La conseillère fédérale Doris Leuthard a pu fêter hier une première victoire dans son dossier sur la Stratégie énergétique 2050. Le Conseil national a suivi, avec une bonne majorité (105 à 75), la volonté du Conseil fédéral de booster les énergies renouvelables en portant à 2,30 ct./kW/h le plafond de la RPC (rétribution à prix coûtant du courant injecté). Les énergies renouvelables peuvent compter à terme sur un subventionnement trois fois plus important qu'aujourd'hui, soit 1,5 milliard par année. Mais cela ne signifie pas pour autant un abandon rapide de l'énergie nucléaire (40% de l'électricité produite en Suisse), qui resterait incontournable pour l'approvisionnement du pays. Quatre ans après Fukushima, la Suisse n'est pas près d'en finir avec le nucléaire, pourquoi?
La droite veut gagner du temps
Le PDC avait donné l'impulsion en 2011 avec la motion Schmid pour interdire la construction de nouvelles centrales. Aujourd'hui, il est plus frileux et soutient la solution de prolonger par tranches de dix ans les exploitations existantes. Pour Yannick Buttet (PDC/VS), cette solution devrait l'emporter: «Cela permet de mettre un terme au nucléaire peu à peu, assurer un atterrissage en douceur, sans devoir payer des indemnités.»

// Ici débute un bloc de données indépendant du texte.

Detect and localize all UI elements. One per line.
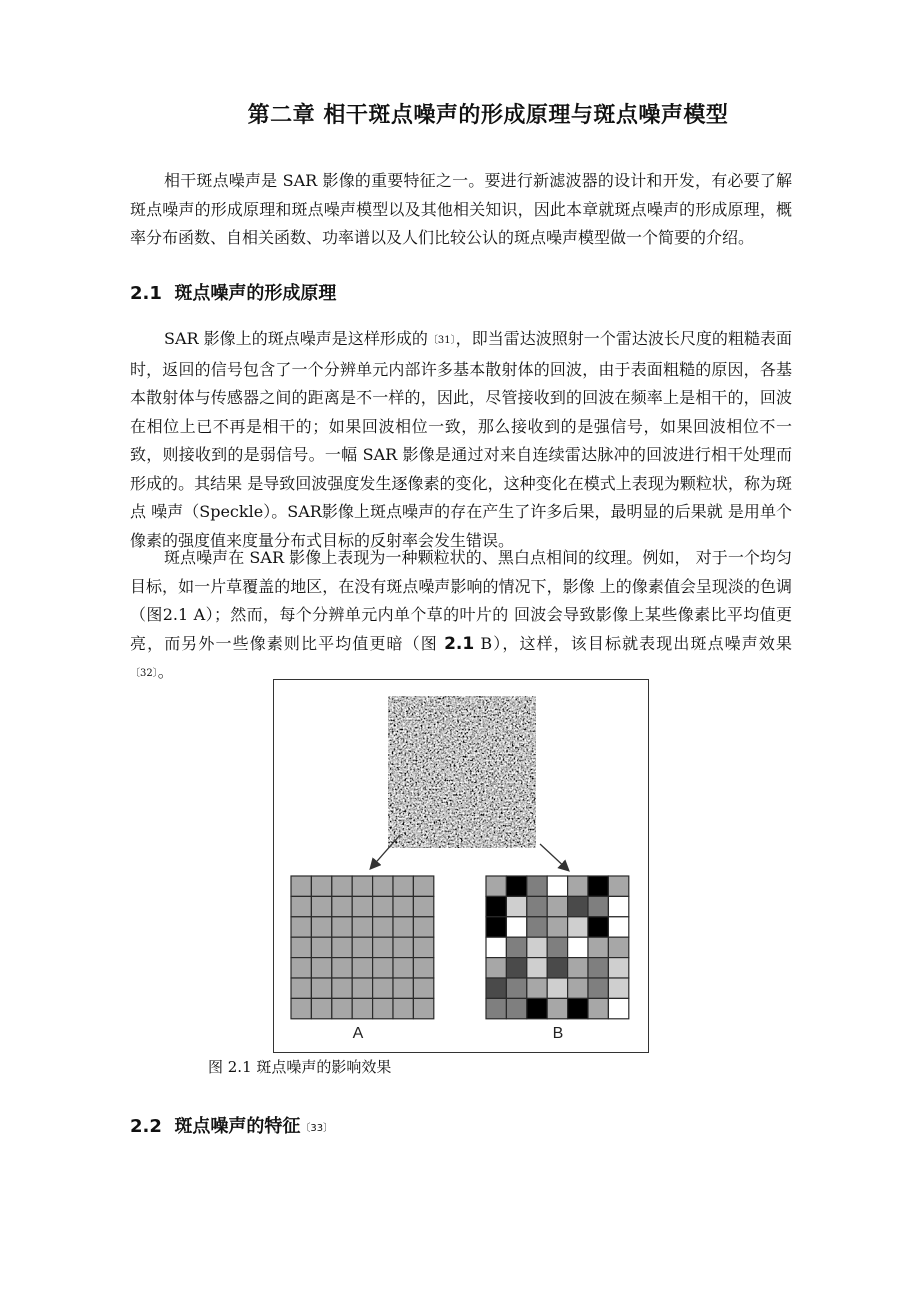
para1-text: SAR 影像上的斑点噪声是这样形成的 — [164, 329, 428, 348]
grid-b-cell — [588, 876, 608, 896]
grid-a-cell — [393, 958, 413, 978]
grid-b-cell — [608, 876, 628, 896]
speckled-grid-b — [486, 876, 629, 1019]
grid-a-cell — [413, 896, 433, 916]
grid-a-cell — [393, 917, 413, 937]
grid-a-cell — [352, 978, 372, 998]
grid-a-cell — [373, 917, 393, 937]
grid-b-cell — [486, 998, 506, 1018]
grid-b-cell — [527, 876, 547, 896]
label-a: A — [352, 1025, 364, 1042]
citation-31: 〔31〕 — [427, 335, 456, 346]
grid-a-cell — [393, 978, 413, 998]
grid-a-cell — [373, 998, 393, 1018]
label-b: B — [552, 1025, 564, 1042]
section-number: 2.2 — [130, 1116, 162, 1137]
grid-a-cell — [373, 958, 393, 978]
grid-a-cell — [352, 958, 372, 978]
grid-a-cell — [291, 958, 311, 978]
grid-b-cell — [608, 958, 628, 978]
grid-b-cell — [527, 896, 547, 916]
speckle-image — [388, 696, 536, 848]
grid-a-cell — [332, 896, 352, 916]
grid-a-cell — [393, 998, 413, 1018]
grid-a-cell — [393, 896, 413, 916]
grid-b-cell — [588, 978, 608, 998]
grid-b-cell — [588, 937, 608, 957]
grid-a-cell — [413, 958, 433, 978]
grid-b-cell — [506, 958, 526, 978]
arrow-left-icon — [371, 835, 400, 868]
grid-b-cell — [547, 998, 567, 1018]
para2-text: 斑点噪声在 SAR 影像上表现为一种颗粒状的、黑白点相间的纹理。例如， 对于一个均匀目标，如一片草覆盖的地区，在没有斑点噪声影响的情况下，影像 上的像素值会呈现淡的色调（图2.1 A）；然而，每个分辨单元内单个草的叶片的 回波会导致影像上某些像素比平均值更亮，而另外一些像素则比平均值更暗（图 — [130, 548, 792, 653]
grid-b-cell — [588, 896, 608, 916]
grid-a-cell — [352, 896, 372, 916]
grid-b-cell — [568, 937, 588, 957]
grid-a-cell — [311, 896, 331, 916]
section-number: 2.1 — [130, 283, 162, 304]
grid-b-cell — [486, 917, 506, 937]
section-heading-2-1 — [130, 279, 336, 305]
grid-b-cell — [506, 978, 526, 998]
grid-b-cell — [547, 876, 567, 896]
grid-a-cell — [352, 937, 372, 957]
grid-a-cell — [413, 876, 433, 896]
grid-b-cell — [506, 937, 526, 957]
grid-a-cell — [373, 978, 393, 998]
grid-a-cell — [291, 876, 311, 896]
grid-a-cell — [352, 917, 372, 937]
figure-svg — [274, 680, 647, 1051]
grid-a-cell — [311, 876, 331, 896]
chapter-title: 第二章 相干斑点噪声的形成原理与斑点噪声模型 — [247, 103, 729, 128]
figure-caption: 图 2.1 斑点噪声的影响效果 — [208, 1058, 392, 1076]
uniform-grid-a — [291, 876, 434, 1019]
grid-a-cell — [393, 876, 413, 896]
grid-a-cell — [352, 876, 372, 896]
grid-b-cell — [547, 896, 567, 916]
grid-b-cell — [506, 998, 526, 1018]
grid-a-cell — [332, 876, 352, 896]
grid-a-cell — [373, 896, 393, 916]
grid-b-cell — [588, 917, 608, 937]
grid-a-cell — [311, 958, 331, 978]
grid-b-cell — [608, 998, 628, 1018]
grid-b-cell — [527, 978, 547, 998]
grid-b-cell — [588, 998, 608, 1018]
grid-b-cell — [608, 937, 628, 957]
grid-b-cell — [506, 917, 526, 937]
grid-b-cell — [486, 958, 506, 978]
section-title: 斑点噪声的特征 — [174, 1116, 301, 1137]
citation-32: 〔32〕 — [130, 668, 158, 679]
grid-a-cell — [311, 978, 331, 998]
para2-end: 。 — [157, 662, 174, 681]
grid-b-cell — [547, 958, 567, 978]
para2-text-rest: B），这样，该目标就表现出斑点噪声效果 — [474, 633, 792, 653]
grid-a-cell — [311, 917, 331, 937]
grid-b-cell — [568, 917, 588, 937]
paragraph-formation — [130, 325, 792, 555]
grid-a-cell — [311, 998, 331, 1018]
grid-a-cell — [332, 978, 352, 998]
grid-a-cell — [393, 937, 413, 957]
grid-b-cell — [608, 896, 628, 916]
grid-b-cell — [608, 978, 628, 998]
grid-a-cell — [291, 978, 311, 998]
grid-a-cell — [332, 917, 352, 937]
grid-a-cell — [373, 876, 393, 896]
grid-b-cell — [568, 998, 588, 1018]
grid-a-cell — [311, 937, 331, 957]
grid-b-cell — [506, 896, 526, 916]
grid-b-cell — [547, 937, 567, 957]
para1-text-rest: ，即当雷达波照射一个雷达波长尺度的粗糙表面时，返回的信号包含了一个分辨单元内部许多基本散射体的回波，由于表面粗糙的原因，各基本散射体与传感器之间的距离是不一样的，因此，尽管接收到的回波在频率上是相干的，回波在相位上已不再是相干的；如果回波相位一致，那么接收到的是强信号，如果回波相位不一致，则接收到的是弱信号。一幅 SAR 影像是通过对来自连续雷达脉冲的回波进行相干处理而形成的。其结果 是导致回波强度发生逐像素的变化，这种变化在模式上表现为颗粒状，称为斑点 噪声（Speckle）。SAR影像上斑点噪声的存在产生了许多后果，最明显的后果就 是用单个像素的强度值来度量分布式目标的反射率会发生错误。 — [130, 329, 792, 550]
paragraph-texture — [130, 544, 792, 689]
grid-b-cell — [506, 876, 526, 896]
grid-b-cell — [608, 917, 628, 937]
grid-b-cell — [527, 998, 547, 1018]
grid-a-cell — [413, 978, 433, 998]
grid-b-cell — [547, 978, 567, 998]
grid-a-cell — [352, 998, 372, 1018]
grid-a-cell — [291, 998, 311, 1018]
grid-a-cell — [332, 958, 352, 978]
grid-a-cell — [413, 998, 433, 1018]
grid-b-cell — [486, 896, 506, 916]
section-title: 斑点噪声的形成原理 — [174, 283, 337, 304]
grid-a-cell — [413, 937, 433, 957]
grid-a-cell — [413, 917, 433, 937]
grid-a-cell — [373, 937, 393, 957]
citation-33: 〔33〕 — [300, 1123, 334, 1134]
grid-b-cell — [486, 937, 506, 957]
grid-b-cell — [486, 978, 506, 998]
grid-a-cell — [291, 937, 311, 957]
grid-a-cell — [291, 896, 311, 916]
figure-2-1 — [273, 679, 649, 1053]
grid-b-cell — [568, 896, 588, 916]
arrow-right-icon — [540, 844, 568, 870]
grid-b-cell — [588, 958, 608, 978]
grid-b-cell — [568, 958, 588, 978]
grid-b-cell — [568, 978, 588, 998]
grid-a-cell — [332, 998, 352, 1018]
grid-b-cell — [568, 876, 588, 896]
section-heading-2-2 — [130, 1112, 333, 1138]
figure-reference: 2.1 — [444, 633, 475, 654]
grid-b-cell — [527, 958, 547, 978]
grid-a-cell — [332, 937, 352, 957]
intro-paragraph: 相干斑点噪声是 SAR 影像的重要特征之一。要进行新滤波器的设计和开发，有必要了解斑点噪声的形成原理和斑点噪声模型以及其他相关知识，因此本章就斑点噪声的形成原理，概率分布函数、自相关函数、功率谱以及人们比较公认的斑点噪声模型做一个简要的介绍。 — [130, 171, 792, 247]
grid-b-cell — [547, 917, 567, 937]
grid-b-cell — [486, 876, 506, 896]
grid-b-cell — [527, 937, 547, 957]
grid-a-cell — [291, 917, 311, 937]
grid-b-cell — [527, 917, 547, 937]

Pour son collègue Hugues Hiltpold (PLR/GE), «il faudra fermer les centrales quand elles poseront véritablement un problème. N'oublions pas qu'à Fukushima c'est un tsunami qui a provoqué l'accident. Nous n'avons pas ce risque, ni de danger similaire du point de vue sismique.»
Le Conseil fédéral laisse faire
En mai 2011, Doris Leuthard avait parlé de 2034 comme date boutoir (50 ans après la construction de Leibstadt (AG), la centrale la plus récente). Mais en réalité, le Conseil fédéral a toujours laissé la porte ouverte aux prolongations souhaitées par la droite. Pour Yves Nidegger (UDC/GE), «nous devons vivre avec ces centrales et ces investissements jusqu'à leurs fins et ainsi assumer notre histoire comme des gens responsables».

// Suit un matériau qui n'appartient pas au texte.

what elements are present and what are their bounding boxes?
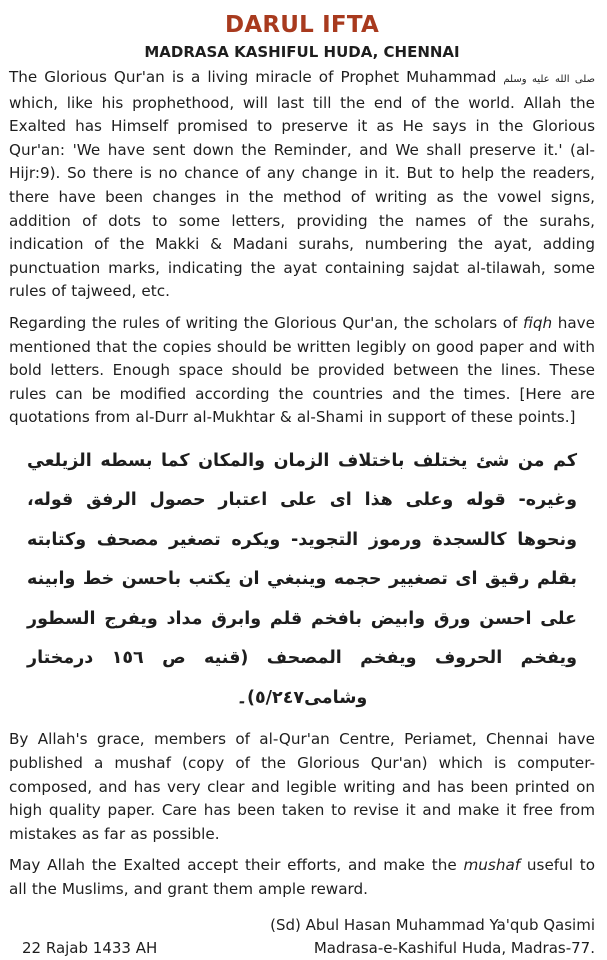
paragraph-4-text-b: useful to all the Muslims, and grant them ample reward. (9, 856, 596, 898)
term-mushaf: mushaf (463, 856, 521, 875)
institution-address: Madrasa-e-Kashiful Huda, Madras-77. (313, 938, 595, 957)
paragraph-2-text-a: Regarding the rules of writing the Glorious Qur'an, the scholars of (9, 313, 524, 332)
signatory-name: (Sd) Abul Hasan Muhammad Ya'qub Qasimi (270, 915, 595, 934)
arabic-quotation: كم من شئ يختلف باختلاف الزمان والمكان كما بسطه الزيلعي وغيره- قوله وعلى هذا اى على اعتبار حصول الرفق قوله، ونحوها كالسجدة ورموز التجويد- ويكره تصغير مصحف وكتابته بقلم رقيق اى تصغيير حجمه وينبغي ان يكتب باحسن خط وابينه على احسن ورق وابيض بافخم قلم وابرق مداد ويفرج السطور ويفخم الحروف ويفخم المصحف (قنيه ص ١٥٦ درمختار وشامى٥/٢٤٧)۔ (27, 450, 577, 708)
term-fiqh: fiqh (523, 313, 553, 332)
paragraph-1-text-b: which, like his prophethood, will last till the end of the world. Allah the Exalted has Himself promised to preserve it as He says in the Glorious Qur'an: 'We have sent down the Reminder, and We shall preserve it.' (al-Hijr:9). So there is no chance of any change in it. But to help the readers, there have been changes in the method of writing as the vowel signs, addition of dots to some letters, providing the names of the surahs, indication of the Makki & Madani surahs, numbering the ayat, adding punctuation marks, indicating the ayat containing sajdat al-tilawah, some rules of tajweed, etc. (9, 93, 595, 301)
fatwa-document (9, 10, 595, 960)
page-title: DARUL IFTA (225, 12, 379, 38)
paragraph-prayer (9, 854, 595, 901)
issue-date: 22 Rajab 1433 AH (22, 938, 158, 957)
paragraph-quran-preservation (9, 66, 595, 304)
paragraph-1-text-a: The Glorious Qur'an is a living miracle of Prophet Muhammad (9, 68, 504, 86)
paragraph-writing-rules (9, 312, 595, 430)
paragraph-mushaf-publication: By Allah's grace, members of al-Qur'an Centre, Periamet, Chennai have published a mushaf (copy of the Glorious Qur'an) which is computer-composed, and has very clear and legible writing and has been printed on high quality paper. Care has been taken to revise it and make it free from mistakes as far as possible. (9, 730, 595, 843)
salutation-arabic: صلى الله عليه وسلم (503, 74, 595, 85)
paragraph-4-text-a: May Allah the Exalted accept their efforts, and make the (9, 856, 464, 875)
page-subtitle: MADRASA KASHIFUL HUDA, CHENNAI (144, 43, 460, 61)
signature-row (9, 937, 595, 960)
paragraph-2-text-b: have mentioned that the copies should be written legibly on good paper and with bold letters. Enough space should be provided between the lines. These rules can be modified according the countries and the times. [Here are quotations from al-Durr al-Mukhtar & al-Shami in support of these points.] (9, 313, 595, 427)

Assurer l'approvisionnement
La droite s'accroche aussi aux centrales existantes pour des questions économiques. Pour Guy Parmelin (UDC/VD), «quitter le nucléaire, c'est mettre en danger un approvisionnement en énergie sûr pour notre pays et à un prix compétitif tant pour les entreprises que pour les citoyens». Hugues Hiltpold estime aussi qu'il faut éviter d'avoir recours dans une trop grande mesure à l'énergie provenant de l'étranger: «Nous ne devons pas être dépendants du gaz qui vient de pays qui peuvent fermer leur robinet à tout moment comme mesure de rétorsion.»
Bref, toutes les raisons sont bonnes pour continuer avec les centrales. Sauf celles avancées par la gauche et les écologistes qui estiment que la Suisse vit avec «une épée de Damoclès sur la tête», selon les termes du conseiller national Christian van Singer (Verts/VD).